Strickland served as dean from 1997 to 2002 and on the faculty until his retirement in 2006. He was Osage and a citizen of the Cherokee Nation and considered a national leader in Indian law who strongly supported the incorporation of Indian law courses into the School of Law curriculum and taught a popular seminar on Indian law and policy. Most recently he was the senior scholar in residence at the University of Oklahoma Law Center.
“I met Rennard when I began my journey into academia nearly two decades ago and then was thrilled to grow closer to him in the past few years as the dean of Oregon Law,” said Marcilynn A. Burke, current dean and Dave Frohnmayer Chair of Leadership and Law. “He was an inspirational and generous soul with a great sense of humor.”

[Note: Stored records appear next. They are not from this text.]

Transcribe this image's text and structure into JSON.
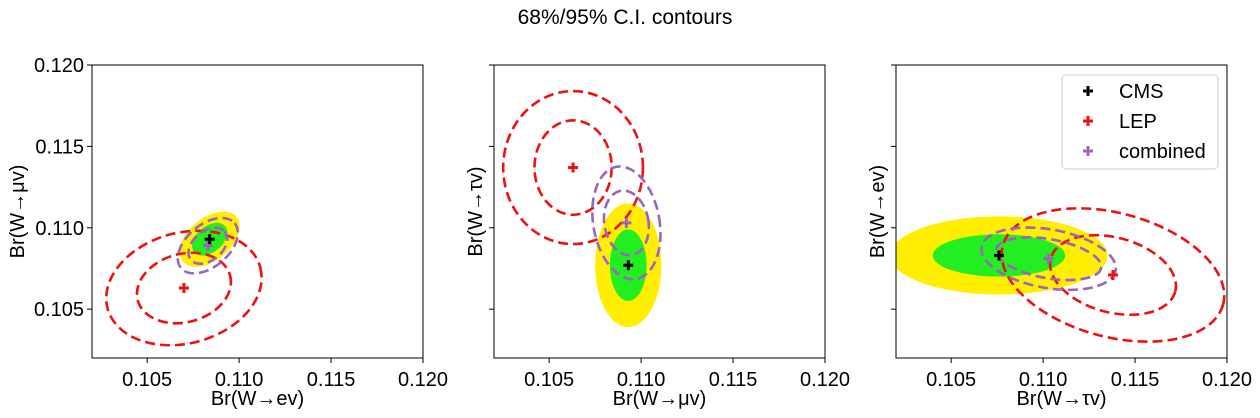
{
  "figure": {
    "title": "68%/95% C.I. contours"
  },
  "colors": {
    "cms_68": "#22ee22",
    "cms_95": "#ffee00",
    "lep": "#ee1111",
    "combined": "#9966bb",
    "cms_marker": "#000000"
  },
  "legend": {
    "placement": "top-right of third panel",
    "entries": [
      {
        "label": "CMS",
        "color": "#000000"
      },
      {
        "label": "LEP",
        "color": "#ee1111"
      },
      {
        "label": "combined",
        "color": "#9966bb"
      }
    ]
  },
  "chart_data": [
    {
      "type": "scatter",
      "xlabel": "Br(W→ev)",
      "ylabel": "Br(W→μv)",
      "xlim": [
        0.102,
        0.12
      ],
      "ylim": [
        0.102,
        0.12
      ],
      "xticks": [
        "0.105",
        "0.110",
        "0.115",
        "0.120"
      ],
      "yticks": [
        "0.105",
        "0.110",
        "0.115",
        "0.120"
      ],
      "show_ytick_labels": true,
      "series": [
        {
          "name": "CMS",
          "center": [
            0.1084,
            0.1093
          ],
          "ellipse_68": {
            "rx": 0.0011,
            "ry": 0.0008,
            "angle_deg": 40
          },
          "ellipse_95": {
            "rx": 0.0019,
            "ry": 0.0013,
            "angle_deg": 40
          }
        },
        {
          "name": "LEP",
          "center": [
            0.107,
            0.1063
          ],
          "ellipse_68": {
            "rx": 0.0026,
            "ry": 0.0021,
            "angle_deg": 15
          },
          "ellipse_95": {
            "rx": 0.0043,
            "ry": 0.0034,
            "angle_deg": 15
          }
        },
        {
          "name": "combined",
          "center": [
            0.1083,
            0.1089
          ],
          "ellipse_68": {
            "rx": 0.0012,
            "ry": 0.0009,
            "angle_deg": 40
          },
          "ellipse_95": {
            "rx": 0.0019,
            "ry": 0.0013,
            "angle_deg": 40
          }
        }
      ]
    },
    {
      "type": "scatter",
      "xlabel": "Br(W→μv)",
      "ylabel": "Br(W→τv)",
      "xlim": [
        0.102,
        0.12
      ],
      "ylim": [
        0.102,
        0.12
      ],
      "xticks": [
        "0.105",
        "0.110",
        "0.115",
        "0.120"
      ],
      "yticks": [
        "0.105",
        "0.110",
        "0.115",
        "0.120"
      ],
      "show_ytick_labels": false,
      "series": [
        {
          "name": "CMS",
          "center": [
            0.1093,
            0.1077
          ],
          "ellipse_68": {
            "rx": 0.001,
            "ry": 0.0022,
            "angle_deg": 0
          },
          "ellipse_95": {
            "rx": 0.0018,
            "ry": 0.0038,
            "angle_deg": 0
          }
        },
        {
          "name": "LEP",
          "center": [
            0.1063,
            0.1137
          ],
          "ellipse_68": {
            "rx": 0.0021,
            "ry": 0.0029,
            "angle_deg": 0
          },
          "ellipse_95": {
            "rx": 0.0038,
            "ry": 0.0047,
            "angle_deg": 0
          }
        },
        {
          "name": "combined",
          "center": [
            0.1092,
            0.1103
          ],
          "ellipse_68": {
            "rx": 0.0012,
            "ry": 0.002,
            "angle_deg": 10
          },
          "ellipse_95": {
            "rx": 0.0018,
            "ry": 0.0035,
            "angle_deg": 10
          }
        }
      ]
    },
    {
      "type": "scatter",
      "xlabel": "Br(W→τv)",
      "ylabel": "Br(W→ev)",
      "xlim": [
        0.102,
        0.12
      ],
      "ylim": [
        0.102,
        0.12
      ],
      "xticks": [
        "0.105",
        "0.110",
        "0.115",
        "0.120"
      ],
      "yticks": [
        "0.105",
        "0.110",
        "0.115",
        "0.120"
      ],
      "show_ytick_labels": false,
      "series": [
        {
          "name": "CMS",
          "center": [
            0.1076,
            0.1083
          ],
          "ellipse_68": {
            "rx": 0.0036,
            "ry": 0.0013,
            "angle_deg": 0
          },
          "ellipse_95": {
            "rx": 0.0059,
            "ry": 0.0024,
            "angle_deg": 0
          }
        },
        {
          "name": "LEP",
          "center": [
            0.1138,
            0.1071
          ],
          "ellipse_68": {
            "rx": 0.0035,
            "ry": 0.0023,
            "angle_deg": -15
          },
          "ellipse_95": {
            "rx": 0.0062,
            "ry": 0.0038,
            "angle_deg": -15
          }
        },
        {
          "name": "combined",
          "center": [
            0.1103,
            0.1081
          ],
          "ellipse_68": {
            "rx": 0.0029,
            "ry": 0.0012,
            "angle_deg": -10
          },
          "ellipse_95": {
            "rx": 0.0037,
            "ry": 0.0018,
            "angle_deg": -10
          }
        }
      ]
    }
  ]
}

Part of Strickland’s legacy at the UO School of Law is the annual Rennard Strickland Lecture. The Native Environmental Sovereignty Project, a project of the law school’s Environmental and Natural Resources Law Center, created the lecture series to examine Native leadership in the 21st century. It is co-sponsored by the Wayne Morse Center for Law and Politics.

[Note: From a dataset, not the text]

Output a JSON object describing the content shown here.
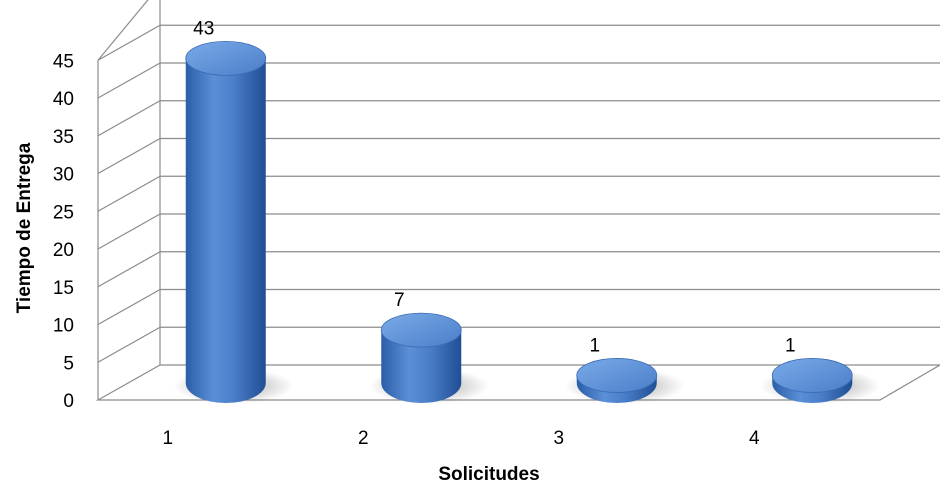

The lecture series is inspired by Strickland’s work, finding particular significance in the following passage from his book, “Tonto’s Revenge”: “If there is to be a post-Columbian future — a future for any of us — it will be an Indian future."
Strickland also helped found the Wayne Morse Center for Law and Politics in 2000, along with Margaret Hallock and UO President Dave Frohnmayer. He also guided the Wayne Morse Center in planning its 2005-07 theme of inquiry, "Indigenous Peoples: National Policy and International Human Rights," although he was no longer dean at the time.

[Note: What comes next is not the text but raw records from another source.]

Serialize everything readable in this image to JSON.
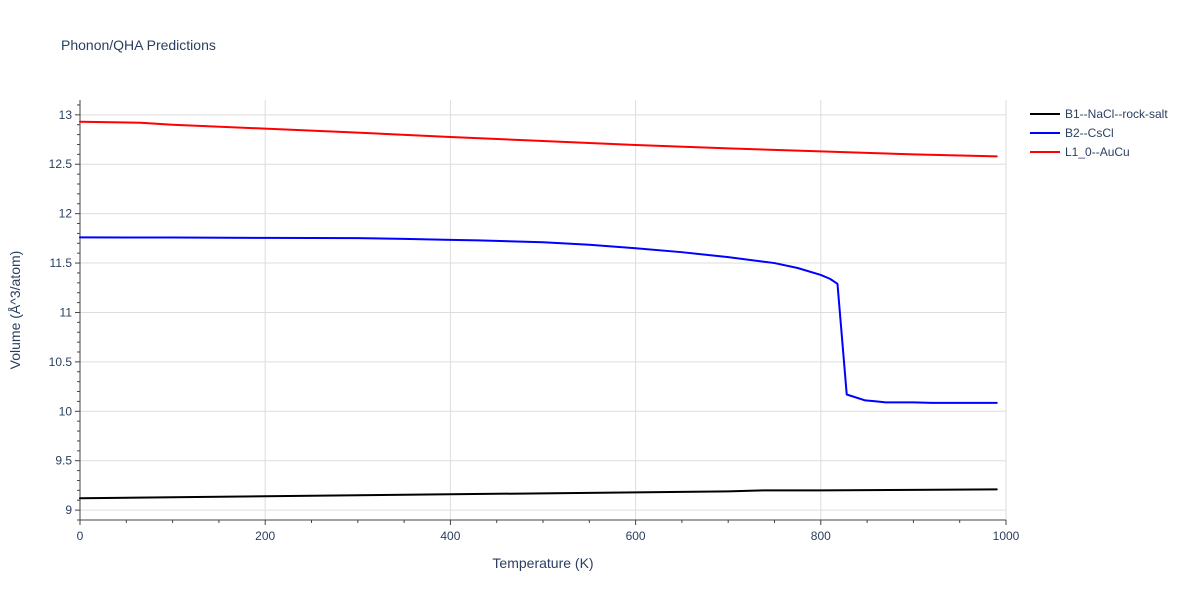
{
  "chart_data": {
    "type": "line",
    "title": "Phonon/QHA Predictions",
    "xlabel": "Temperature (K)",
    "ylabel": "Volume (Å^3/atom)",
    "xlim": [
      0,
      1000
    ],
    "ylim": [
      8.9,
      13.15
    ],
    "xticks": [
      0,
      200,
      400,
      600,
      800,
      1000
    ],
    "xtick_labels": [
      "0",
      "200",
      "400",
      "600",
      "800",
      "1000"
    ],
    "yticks": [
      9,
      9.5,
      10,
      10.5,
      11,
      11.5,
      12,
      12.5,
      13
    ],
    "ytick_labels": [
      "9",
      "9.5",
      "10",
      "10.5",
      "11",
      "11.5",
      "12",
      "12.5",
      "13"
    ],
    "grid": true,
    "legend_position": "right",
    "series": [
      {
        "name": "B1--NaCl--rock-salt",
        "color": "#000000",
        "x": [
          0,
          100,
          200,
          300,
          400,
          500,
          600,
          700,
          740,
          800,
          900,
          990
        ],
        "y": [
          9.12,
          9.13,
          9.14,
          9.15,
          9.16,
          9.17,
          9.18,
          9.19,
          9.2,
          9.2,
          9.205,
          9.21
        ]
      },
      {
        "name": "B2--CsCl",
        "color": "#0000ff",
        "x": [
          0,
          100,
          200,
          300,
          350,
          400,
          430,
          500,
          550,
          600,
          650,
          700,
          750,
          775,
          800,
          810,
          818,
          828,
          848,
          860,
          870,
          900,
          920,
          950,
          990
        ],
        "y": [
          11.76,
          11.758,
          11.755,
          11.752,
          11.745,
          11.735,
          11.73,
          11.71,
          11.685,
          11.65,
          11.61,
          11.56,
          11.5,
          11.45,
          11.38,
          11.34,
          11.29,
          10.17,
          10.11,
          10.1,
          10.09,
          10.09,
          10.085,
          10.085,
          10.085
        ]
      },
      {
        "name": "L1_0--AuCu",
        "color": "#ff0000",
        "x": [
          0,
          65,
          100,
          200,
          300,
          400,
          500,
          600,
          700,
          800,
          900,
          990
        ],
        "y": [
          12.93,
          12.92,
          12.9,
          12.86,
          12.82,
          12.775,
          12.735,
          12.695,
          12.66,
          12.63,
          12.6,
          12.58
        ]
      }
    ]
  }
}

Strickland had a remarkable professional career. He wove together a history of achievement as a dean, law professor, legal historian and art collector. As a preeminent scholar and author in the field of Native American law, he published more than 47 books and 208 essays, articles and book chapters. He acted as editor in chief of the 1982 revision of Cohen’s Handbook on Federal Indian Law and was a member of the editorial board in the 2005 revision.
“Rennard has been our visionary, our statesman, our wise elder and our chief, and he will always have our gratitude for all that he has given us,” said Mary Wood, Phillip H. Knight Professor of Law and faculty director and Environmental and Natural Resources Law Center. “He has left a profound legacy for us to carry on.”
A legend in the field of legal education, he served as the dean at four law schools: the University of Tulsa, Southern Illinois University, Oklahoma City University and the UO. Strickland was the first and only person to have served as both the president of the Association of American Law Schools and as the chair of the Law School Admissions Council.
He also served in a leadership role in the Society of American Law Teachers. He is the only person to have received both the Society of American Law Teachers Award, in 1979, and the American Bar Association's Spirit of Excellence Award, in 1997.
Howard Arnett, professor of practice at School of Law, adds, “As Native American himself, Strickland served as a role model and inspiration to the legion of young Native American lawyers who now practice in the field and who teach Indian law at law schools across the country.”
Strickland earned his bachelor’s degree at Northeastern State University before getting his law degree from the University of Virginia, a master’s degree from the University of Arkansas, and a Doctor of Juridical Science degree from the University of Virginia.
After graduation, Strickland joined the faculty of the University of Arkansas School of Law and following that taught law at St. Mary's University, the University of Tulsa, the University of West Florida, the University of Washington and the University of Wisconsin. In 1985 he became dean at the Southern Illinois University School of Law, and from 1990 to 1995 he served as director of the Center for the Study of American Indian Law and Policy before becoming a professor at the University of Oklahoma College of Law.
Strickland is survived by his sister, Janet Stickland-Gambill, and her husband, Maj. Gen. Bradley Gambill; a niece and nephew; and one grand-niece and three grand-nephews. He was preceded in death by his parents, Ruel James Strickland and Adele Tucker Strickland; and his brother, William M. Strickland. Friends are asked in lieu of flowers to make a contribution to either the Fred Jones Jr. Museum at the University of Oklahoma or Western Spirit: Scottsdale’s Museum of the West in Arizona.